MOPDTK have striven for the opposite in a way, to reproduce the album as exactly as they could. Listening you hear sometimes a slightly more lyrical twist now and again, but it is very subtle. They nail the original almost completely. So much so that I ended up comparing the recorded sound versus the old Columbia Studio's sound, which was in many ways a tad more alive--Columbia engineers and that studio recreated the Miles sound in audio with an incredible flair. So maybe the actual sound of the mastered new MOPDTK is the most obvious difference.

What stands is the remarkable brilliance of the channeling. This was no easy exercise. And a true love for the original record and musicians comes through too, very clearly. If they are making fun it is NOT of the music. In some ways they seem to be saying, "look jazz world, if all you want to do is talk about the past and the great masters, where do we fit in? OK, you just want Kind of Blue and to hell with what comes after? Well, here it is then, note-for-note!"

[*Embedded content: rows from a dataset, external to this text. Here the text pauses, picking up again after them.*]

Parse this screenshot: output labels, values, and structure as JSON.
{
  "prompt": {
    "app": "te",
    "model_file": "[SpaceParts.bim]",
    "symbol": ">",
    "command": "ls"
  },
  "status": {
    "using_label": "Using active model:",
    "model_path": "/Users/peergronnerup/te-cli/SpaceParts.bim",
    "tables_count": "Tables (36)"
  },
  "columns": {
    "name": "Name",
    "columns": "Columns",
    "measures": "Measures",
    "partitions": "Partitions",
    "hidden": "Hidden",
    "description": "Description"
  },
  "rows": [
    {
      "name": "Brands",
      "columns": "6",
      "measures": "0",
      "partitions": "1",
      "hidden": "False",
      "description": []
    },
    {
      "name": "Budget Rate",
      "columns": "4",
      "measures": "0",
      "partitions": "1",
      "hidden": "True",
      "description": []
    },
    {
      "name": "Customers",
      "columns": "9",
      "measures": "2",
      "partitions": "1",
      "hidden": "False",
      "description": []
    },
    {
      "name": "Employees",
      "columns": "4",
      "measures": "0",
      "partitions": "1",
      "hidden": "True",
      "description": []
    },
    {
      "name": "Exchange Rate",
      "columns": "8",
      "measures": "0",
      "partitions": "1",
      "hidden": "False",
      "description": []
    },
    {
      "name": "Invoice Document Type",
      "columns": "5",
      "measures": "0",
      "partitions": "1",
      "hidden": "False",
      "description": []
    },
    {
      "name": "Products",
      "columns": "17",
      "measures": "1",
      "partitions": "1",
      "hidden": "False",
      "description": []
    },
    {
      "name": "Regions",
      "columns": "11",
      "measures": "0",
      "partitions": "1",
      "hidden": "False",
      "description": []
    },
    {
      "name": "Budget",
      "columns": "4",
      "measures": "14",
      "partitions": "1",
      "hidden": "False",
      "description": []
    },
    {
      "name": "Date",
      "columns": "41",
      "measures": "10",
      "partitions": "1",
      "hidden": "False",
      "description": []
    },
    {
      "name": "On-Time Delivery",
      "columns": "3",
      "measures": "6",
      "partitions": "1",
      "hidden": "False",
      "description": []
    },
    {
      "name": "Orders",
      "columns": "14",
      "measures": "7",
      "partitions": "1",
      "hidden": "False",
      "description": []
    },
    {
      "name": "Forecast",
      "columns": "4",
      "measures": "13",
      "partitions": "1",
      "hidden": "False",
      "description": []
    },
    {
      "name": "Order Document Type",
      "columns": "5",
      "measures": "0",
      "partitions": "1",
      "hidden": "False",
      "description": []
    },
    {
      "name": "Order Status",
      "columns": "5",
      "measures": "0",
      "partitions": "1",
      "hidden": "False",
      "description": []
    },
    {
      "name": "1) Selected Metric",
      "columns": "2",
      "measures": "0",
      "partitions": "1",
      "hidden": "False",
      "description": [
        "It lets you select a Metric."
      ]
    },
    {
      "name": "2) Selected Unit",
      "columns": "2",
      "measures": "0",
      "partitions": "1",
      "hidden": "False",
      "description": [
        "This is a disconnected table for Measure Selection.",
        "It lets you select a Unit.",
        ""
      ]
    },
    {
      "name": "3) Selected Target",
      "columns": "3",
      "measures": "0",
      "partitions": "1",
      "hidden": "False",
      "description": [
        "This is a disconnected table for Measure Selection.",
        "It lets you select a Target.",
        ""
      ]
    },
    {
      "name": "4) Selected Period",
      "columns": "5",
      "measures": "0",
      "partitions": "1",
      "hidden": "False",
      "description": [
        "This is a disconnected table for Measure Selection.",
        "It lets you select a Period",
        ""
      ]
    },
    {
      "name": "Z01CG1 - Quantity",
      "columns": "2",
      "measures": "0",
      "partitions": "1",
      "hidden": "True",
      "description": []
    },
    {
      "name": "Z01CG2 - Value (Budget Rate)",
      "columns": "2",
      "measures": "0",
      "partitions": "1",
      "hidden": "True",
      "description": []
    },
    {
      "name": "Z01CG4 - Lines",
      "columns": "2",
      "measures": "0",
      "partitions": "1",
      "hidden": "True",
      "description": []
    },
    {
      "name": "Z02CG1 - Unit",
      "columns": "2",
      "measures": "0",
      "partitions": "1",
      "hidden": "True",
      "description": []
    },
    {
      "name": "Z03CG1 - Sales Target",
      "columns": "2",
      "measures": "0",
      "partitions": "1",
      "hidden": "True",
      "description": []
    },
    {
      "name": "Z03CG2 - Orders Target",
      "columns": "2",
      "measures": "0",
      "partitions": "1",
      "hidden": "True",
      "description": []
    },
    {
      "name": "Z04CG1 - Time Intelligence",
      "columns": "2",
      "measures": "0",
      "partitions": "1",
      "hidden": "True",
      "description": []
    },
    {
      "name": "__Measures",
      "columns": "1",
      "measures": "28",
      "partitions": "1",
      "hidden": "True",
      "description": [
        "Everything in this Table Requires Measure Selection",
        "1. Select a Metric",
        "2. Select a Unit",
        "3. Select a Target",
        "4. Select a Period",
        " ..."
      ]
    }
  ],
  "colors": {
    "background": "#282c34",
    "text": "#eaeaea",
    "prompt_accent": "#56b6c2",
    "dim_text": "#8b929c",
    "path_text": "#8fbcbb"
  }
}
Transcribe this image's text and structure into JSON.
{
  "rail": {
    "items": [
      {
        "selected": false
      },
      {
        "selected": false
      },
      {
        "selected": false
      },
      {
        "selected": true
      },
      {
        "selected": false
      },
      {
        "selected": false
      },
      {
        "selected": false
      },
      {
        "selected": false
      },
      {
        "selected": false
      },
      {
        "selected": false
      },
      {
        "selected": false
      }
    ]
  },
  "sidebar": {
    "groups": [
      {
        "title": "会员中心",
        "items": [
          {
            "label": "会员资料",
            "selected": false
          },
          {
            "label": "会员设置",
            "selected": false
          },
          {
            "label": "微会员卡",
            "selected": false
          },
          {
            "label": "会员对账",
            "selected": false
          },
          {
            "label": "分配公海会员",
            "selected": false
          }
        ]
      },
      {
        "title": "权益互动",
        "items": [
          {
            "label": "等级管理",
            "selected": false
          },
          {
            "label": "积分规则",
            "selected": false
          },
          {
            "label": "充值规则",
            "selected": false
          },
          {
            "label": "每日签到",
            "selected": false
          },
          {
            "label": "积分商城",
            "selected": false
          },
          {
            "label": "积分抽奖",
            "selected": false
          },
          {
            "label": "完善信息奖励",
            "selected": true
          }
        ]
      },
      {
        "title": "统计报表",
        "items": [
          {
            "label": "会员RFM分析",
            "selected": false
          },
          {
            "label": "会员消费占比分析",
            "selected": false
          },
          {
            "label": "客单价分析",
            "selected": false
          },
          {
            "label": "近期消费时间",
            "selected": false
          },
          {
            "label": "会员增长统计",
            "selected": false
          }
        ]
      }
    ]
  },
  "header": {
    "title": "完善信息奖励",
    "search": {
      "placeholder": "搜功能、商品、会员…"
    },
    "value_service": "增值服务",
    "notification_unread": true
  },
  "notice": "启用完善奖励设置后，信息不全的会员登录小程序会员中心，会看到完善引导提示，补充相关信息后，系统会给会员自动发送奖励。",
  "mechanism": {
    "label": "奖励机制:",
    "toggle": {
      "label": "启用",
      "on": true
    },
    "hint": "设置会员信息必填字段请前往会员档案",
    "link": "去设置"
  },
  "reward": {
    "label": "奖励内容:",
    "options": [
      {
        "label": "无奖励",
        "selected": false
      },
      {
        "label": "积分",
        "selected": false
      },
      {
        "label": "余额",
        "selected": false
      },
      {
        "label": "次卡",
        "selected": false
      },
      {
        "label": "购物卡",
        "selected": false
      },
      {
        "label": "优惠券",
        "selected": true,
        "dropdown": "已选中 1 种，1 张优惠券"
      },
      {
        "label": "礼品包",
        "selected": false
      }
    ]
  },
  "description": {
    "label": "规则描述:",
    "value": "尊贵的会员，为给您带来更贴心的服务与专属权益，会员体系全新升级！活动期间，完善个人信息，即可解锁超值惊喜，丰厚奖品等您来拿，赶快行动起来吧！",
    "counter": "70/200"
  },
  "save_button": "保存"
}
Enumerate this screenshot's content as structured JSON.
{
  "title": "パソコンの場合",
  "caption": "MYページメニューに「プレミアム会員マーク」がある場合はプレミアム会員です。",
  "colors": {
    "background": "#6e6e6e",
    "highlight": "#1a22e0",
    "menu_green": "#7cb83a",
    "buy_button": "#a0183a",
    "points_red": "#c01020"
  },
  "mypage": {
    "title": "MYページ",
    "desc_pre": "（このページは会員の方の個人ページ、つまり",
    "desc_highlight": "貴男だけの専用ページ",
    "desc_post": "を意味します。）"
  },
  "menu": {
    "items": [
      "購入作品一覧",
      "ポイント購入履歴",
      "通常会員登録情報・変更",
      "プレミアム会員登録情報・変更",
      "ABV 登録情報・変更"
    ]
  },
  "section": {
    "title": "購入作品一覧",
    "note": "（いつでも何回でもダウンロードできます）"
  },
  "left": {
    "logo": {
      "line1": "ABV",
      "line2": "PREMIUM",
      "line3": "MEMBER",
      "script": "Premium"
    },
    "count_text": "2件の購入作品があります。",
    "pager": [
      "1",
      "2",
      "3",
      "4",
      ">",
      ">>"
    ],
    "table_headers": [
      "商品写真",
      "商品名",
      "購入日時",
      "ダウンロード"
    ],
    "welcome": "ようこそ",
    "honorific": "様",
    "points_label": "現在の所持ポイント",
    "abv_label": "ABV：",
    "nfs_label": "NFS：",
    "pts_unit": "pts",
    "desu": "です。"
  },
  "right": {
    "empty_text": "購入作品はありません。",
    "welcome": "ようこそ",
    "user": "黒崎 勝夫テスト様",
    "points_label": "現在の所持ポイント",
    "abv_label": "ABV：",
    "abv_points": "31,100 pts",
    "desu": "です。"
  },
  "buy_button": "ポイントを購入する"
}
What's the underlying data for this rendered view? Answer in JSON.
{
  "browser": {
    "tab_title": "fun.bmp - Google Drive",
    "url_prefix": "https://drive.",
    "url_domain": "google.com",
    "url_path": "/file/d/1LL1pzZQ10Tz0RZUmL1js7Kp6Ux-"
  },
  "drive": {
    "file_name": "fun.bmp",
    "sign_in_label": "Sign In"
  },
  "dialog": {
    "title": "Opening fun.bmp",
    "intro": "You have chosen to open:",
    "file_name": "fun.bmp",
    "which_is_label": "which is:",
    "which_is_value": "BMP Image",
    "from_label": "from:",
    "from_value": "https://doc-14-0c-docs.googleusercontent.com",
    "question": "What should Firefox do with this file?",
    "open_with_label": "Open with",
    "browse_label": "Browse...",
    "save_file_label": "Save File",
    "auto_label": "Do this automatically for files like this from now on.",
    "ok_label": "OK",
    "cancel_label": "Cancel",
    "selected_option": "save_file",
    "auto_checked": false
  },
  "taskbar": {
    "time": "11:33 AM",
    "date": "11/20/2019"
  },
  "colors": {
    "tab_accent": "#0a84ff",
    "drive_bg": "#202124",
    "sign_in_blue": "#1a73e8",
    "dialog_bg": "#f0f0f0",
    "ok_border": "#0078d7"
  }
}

Given all that, should you go out and buy this record? Should I as a so-called critic "rate" it? This record is amazing but by rating it I pretend that this is a new trend that should be or shouldn't be incorporated into how we think of jazz. I won't rate it. If you buy this one, it should not be because it is something new. It is most emphatically something NOT NEW. And that may be the point of course. I will say that hearing it a number of times makes we want to go back to the original, that it fills me with wonder about the brilliance of the players and their solos, of the album as a whole. I will file the album not under MOPDTK, but next to the original. If you buy it, it is to experience the chill of uncanny reproduction. But really that's all.

It is a statement, a protest maybe, about the state-of-the-art today. I have no doubt that MOPDTK will go on to make breathtaking original albums after this. This is something they had to do and I applaud their nerve. But I do not then say, go get it. People will, no doubt, do that out there, just because it is Kind of Blue. Otherwise you may not need to, really. MOPDTK this is not, other than in name. This cannot be a trend. It's great but not for the reasons we seek out jazz first-hand. It is a great gesture. It shows remarkable musicianship. It isn't something that forwards the music except in the form of a protest. That's how I feel.


  1. The visual artist Todd McKie did a silk screen edition years ago. It was a small black rectangle, meant to be seen as a chalkboard. On it were several white lines and a sentence repeated several times 'I will not make fun of conceptual art. It was a pitch perfect piece of post modern conceptual art, lovely to look at, and hilariously funny all at the same time. Whether MOPDTK have achieved this with their KOB record I can't say because I haven't heard it. But the fact that I don't particularly care to says that they haven't. I can't get past by the idea of this project, even if it's not what I think it is. As I've said elsewhere, sounds like Van Sant's Psycho, which I never saw.

  2. Thanks for the comment! That's the thing about conceptual art, isn't it? One person's Zen rock garden is another's meaningless sandbox. Music complicates things--where the visual arts can be gazed at for a second (even in reproduction) and you have an idea of how it works for you or not. "Blue" is conceptual but is also a hell of a lot of work--to duplicate "Kind of Blue" nearly exactly takes countless hours. It takes time to listen, more if you spun if five times like I did. And some people (I can understand this) won't care how close you come. The fact that it has power is clear by the absolute uproar it has fomented. Does it rival Duchamp's urinal? Maybe not. MOPDTK will go on and I hope get back to what they are so good at--their OWN music. Again, thanks for putting in your words.